W 2009 roku, kiedy zaszłam w ciąże byliśmy w trakcje budowy domu. Często odwiedzałam budowę, a co za tym idzie mogłam „dopilnować” robotników. W 3 miesiącu ciąży zdiagnozowano u mnie cukrzycę.
Mimo rygorystycznej diety, cukier utrzymywał się na coraz wyższym poziomie, aż pod koniec ciąży zmuszona byłam wstrzykiwać sobie insulinę. Lekarze straszyli, że dziecko będzie miało cukrzycę.
Jednak w dzień po narodzinach córki obie miałyśmy idealne wyniki. Dlaczego?
Tydzień przed narodzinami córki wprowadziliśmy się do domu.
Zdążyłam uwić gniazdo, przestałam walczyć.
Tak oto „walka” o dom odbiła się na moim zdrowiu.
Cukrzyca związana jest z naszą męską częścią mózgu i mówi o trybie walki.
Co to znaczy?
U osób z cukrzycą dostrzec można uczucie paranoi. Osoby takie nie ufają, dlaczego? Bo coś wydarzyło się w przeszłości co spowodowało nieufność.
W jaki sposób można być ciągle gotowym do walki? Mózg zatrzymuje produkcję insuliny, w tym momencie poziom cukru we krwi podnosi się.
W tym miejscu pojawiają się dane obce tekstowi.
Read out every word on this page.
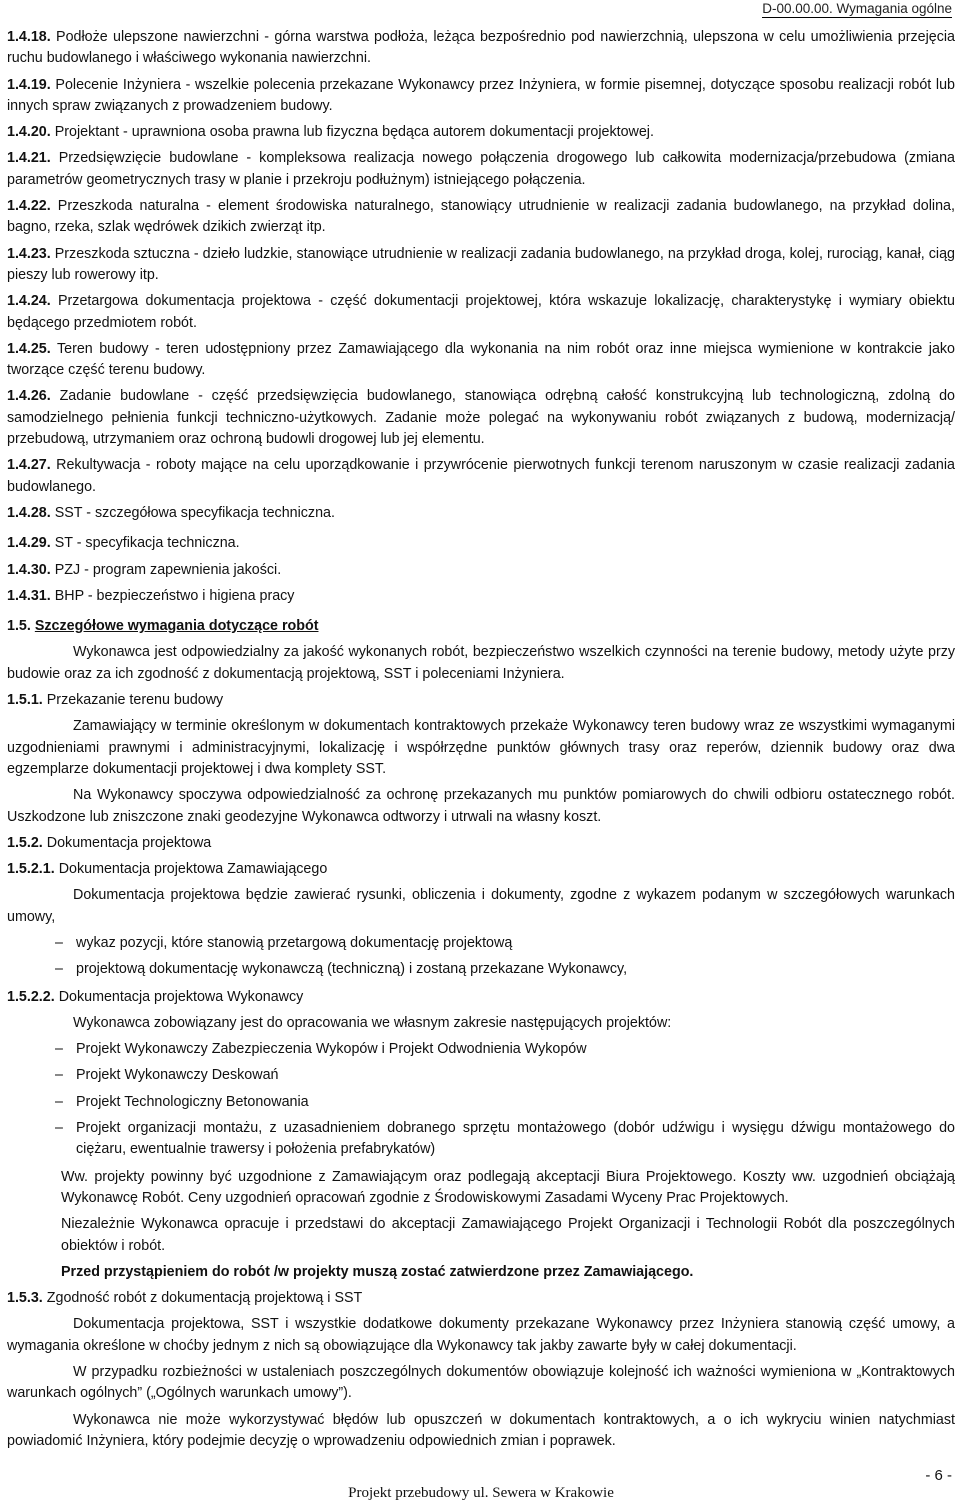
D-00.00.00. Wymagania ogólne

1.4.18. Podłoże ulepszone nawierzchni - górna warstwa podłoża, leżąca bezpośrednio pod nawierzchnią, ulepszona w celu umożliwienia przejęcia ruchu budowlanego i właściwego wykonania nawierzchni.

1.4.19. Polecenie Inżyniera - wszelkie polecenia przekazane Wykonawcy przez Inżyniera, w formie pisemnej, dotyczące sposobu realizacji robót lub innych spraw związanych z prowadzeniem budowy.

1.4.20. Projektant - uprawniona osoba prawna lub fizyczna będąca autorem dokumentacji projektowej.

1.4.21. Przedsięwzięcie budowlane - kompleksowa realizacja nowego połączenia drogowego lub całkowita modernizacja/przebudowa (zmiana parametrów geometrycznych trasy w planie i przekroju podłużnym) istniejącego połączenia.

1.4.22. Przeszkoda naturalna - element środowiska naturalnego, stanowiący utrudnienie w realizacji zadania budowlanego, na przykład dolina, bagno, rzeka, szlak wędrówek dzikich zwierząt itp.

1.4.23. Przeszkoda sztuczna - dzieło ludzkie, stanowiące utrudnienie w realizacji zadania budowlanego, na przykład droga, kolej, rurociąg, kanał, ciąg pieszy lub rowerowy itp.

1.4.24. Przetargowa dokumentacja projektowa - część dokumentacji projektowej, która wskazuje lokalizację, charakterystykę i wymiary obiektu będącego przedmiotem robót.

1.4.25. Teren budowy - teren udostępniony przez Zamawiającego dla wykonania na nim robót oraz inne miejsca wymienione w kontrakcie jako tworzące część terenu budowy.

1.4.26. Zadanie budowlane - część przedsięwzięcia budowlanego, stanowiąca odrębną całość konstrukcyjną lub technologiczną, zdolną do samodzielnego pełnienia funkcji techniczno-użytkowych. Zadanie może polegać na wykonywaniu robót związanych z budową, modernizacją/ przebudową, utrzymaniem oraz ochroną budowli drogowej lub jej elementu.

1.4.27. Rekultywacja - roboty mające na celu uporządkowanie i przywrócenie pierwotnych funkcji terenom naruszonym w czasie realizacji zadania budowlanego.

1.4.28. SST - szczegółowa specyfikacja techniczna.

1.4.29. ST - specyfikacja techniczna.

1.4.30. PZJ - program zapewnienia jakości.

1.4.31. BHP - bezpieczeństwo i higiena pracy

1.5. Szczegółowe wymagania dotyczące robót

Wykonawca jest odpowiedzialny za jakość wykonanych robót, bezpieczeństwo wszelkich czynności na terenie budowy, metody użyte przy budowie oraz za ich zgodność z dokumentacją projektową, SST i poleceniami Inżyniera.

1.5.1. Przekazanie terenu budowy

Zamawiający w terminie określonym w dokumentach kontraktowych przekaże Wykonawcy teren budowy wraz ze wszystkimi wymaganymi uzgodnieniami prawnymi i administracyjnymi, lokalizację i współrzędne punktów głównych trasy oraz reperów, dziennik budowy oraz dwa egzemplarze dokumentacji projektowej i dwa komplety SST.

Na Wykonawcy spoczywa odpowiedzialność za ochronę przekazanych mu punktów pomiarowych do chwili odbioru ostatecznego robót. Uszkodzone lub zniszczone znaki geodezyjne Wykonawca odtworzy i utrwali na własny koszt.

1.5.2. Dokumentacja projektowa

1.5.2.1. Dokumentacja projektowa Zamawiającego

Dokumentacja projektowa będzie zawierać rysunki, obliczenia i dokumenty, zgodne z wykazem podanym w szczegółowych warunkach umowy,

– wykaz pozycji, które stanowią przetargową dokumentację projektową
– projektową dokumentację wykonawczą (techniczną) i zostaną przekazane Wykonawcy,

1.5.2.2. Dokumentacja projektowa Wykonawcy

Wykonawca zobowiązany jest do opracowania we własnym zakresie następujących projektów:

– Projekt Wykonawczy Zabezpieczenia Wykopów i Projekt Odwodnienia Wykopów
– Projekt Wykonawczy Deskowań
– Projekt Technologiczny Betonowania
– Projekt organizacji montażu, z uzasadnieniem dobranego sprzętu montażowego (dobór udźwigu i wysięgu dźwigu montażowego do ciężaru, ewentualnie trawersy i położenia prefabrykatów)

Ww. projekty powinny być uzgodnione z Zamawiającym oraz podlegają akceptacji Biura Projektowego. Koszty ww. uzgodnień obciążają Wykonawcę Robót. Ceny uzgodnień opracowań zgodnie z Środowiskowymi Zasadami Wyceny Prac Projektowych.

Niezależnie Wykonawca opracuje i przedstawi do akceptacji Zamawiającego Projekt Organizacji i Technologii Robót dla poszczególnych obiektów i robót.

Przed przystąpieniem do robót /w projekty muszą zostać zatwierdzone przez Zamawiającego.

1.5.3. Zgodność robót z dokumentacją projektową i SST

Dokumentacja projektowa, SST i wszystkie dodatkowe dokumenty przekazane Wykonawcy przez Inżyniera stanowią część umowy, a wymagania określone w choćby jednym z nich są obowiązujące dla Wykonawcy tak jakby zawarte były w całej dokumentacji.

W przypadku rozbieżności w ustaleniach poszczególnych dokumentów obowiązuje kolejność ich ważności wymieniona w „Kontraktowych warunkach ogólnych” („Ogólnych warunkach umowy”).

Wykonawca nie może wykorzystywać błędów lub opuszczeń w dokumentach kontraktowych, a o ich wykryciu winien natychmiast powiadomić Inżyniera, który podejmie decyzję o wprowadzeniu odpowiednich zmian i poprawek.

- 6 -
Projekt przebudowy ul. Sewera w Krakowie
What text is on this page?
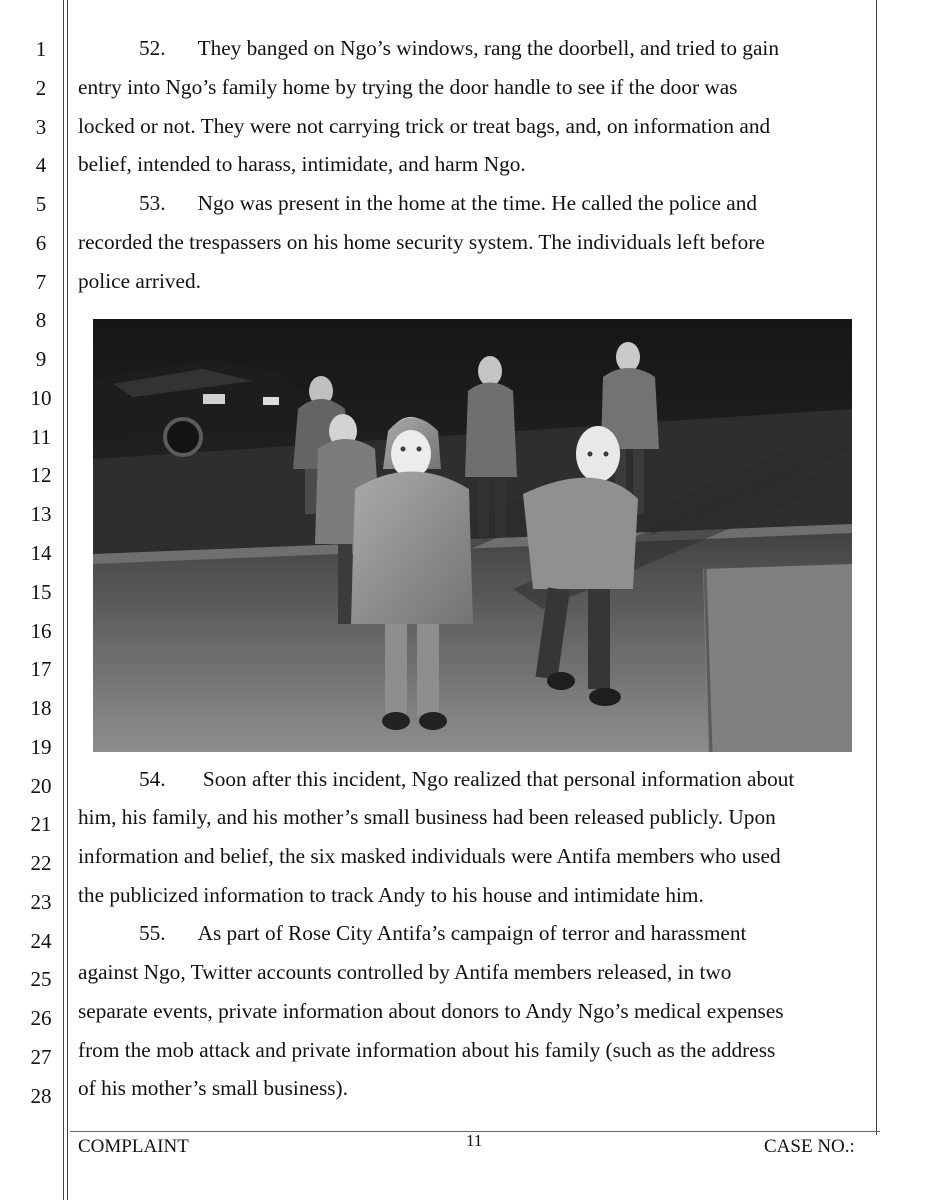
1
2
3
4
5
6
7
8
9
10
11
12
13
14
15
16
17
18
19
20
21
22
23
24
25
26
27
28
52.  They banged on Ngo’s windows, rang the doorbell, and tried to gain
entry into Ngo’s family home by trying the door handle to see if the door was
locked or not. They were not carrying trick or treat bags, and, on information and
belief, intended to harass, intimidate, and harm Ngo.
53.  Ngo was present in the home at the time. He called the police and
recorded the trespassers on his home security system. The individuals left before
police arrived.
54.   Soon after this incident, Ngo realized that personal information about
him, his family, and his mother’s small business had been released publicly. Upon
information and belief, the six masked individuals were Antifa members who used
the publicized information to track Andy to his house and intimidate him.
55.  As part of Rose City Antifa’s campaign of terror and harassment
against Ngo, Twitter accounts controlled by Antifa members released, in two
separate events, private information about donors to Andy Ngo’s medical expenses
from the mob attack and private information about his family (such as the address
of his mother’s small business).
COMPLAINT	11	CASE NO.:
Insulina w biologii to autorytet. Osoba z cukrzycą ma konflikt z kimś kto ma autorytet, z osobą, która reprezentuje władzę. „Nie zgadzam, się, ale nie mówię tego”. Nie jestem w stanie rozwiązać konfliktu, a więc mój mózg robi to za mnie.
Cukier symbolizuje również matkę, być może tęsknisz za matką, brakuje Ci słodkości w codziennym życiu więc musisz wprowadzić więcej słodyczy do swojego życia. W jaki sposób rozwiązać konflikt?
Znaleźć konflikt, przepracować go, przestać walczyć, żyć.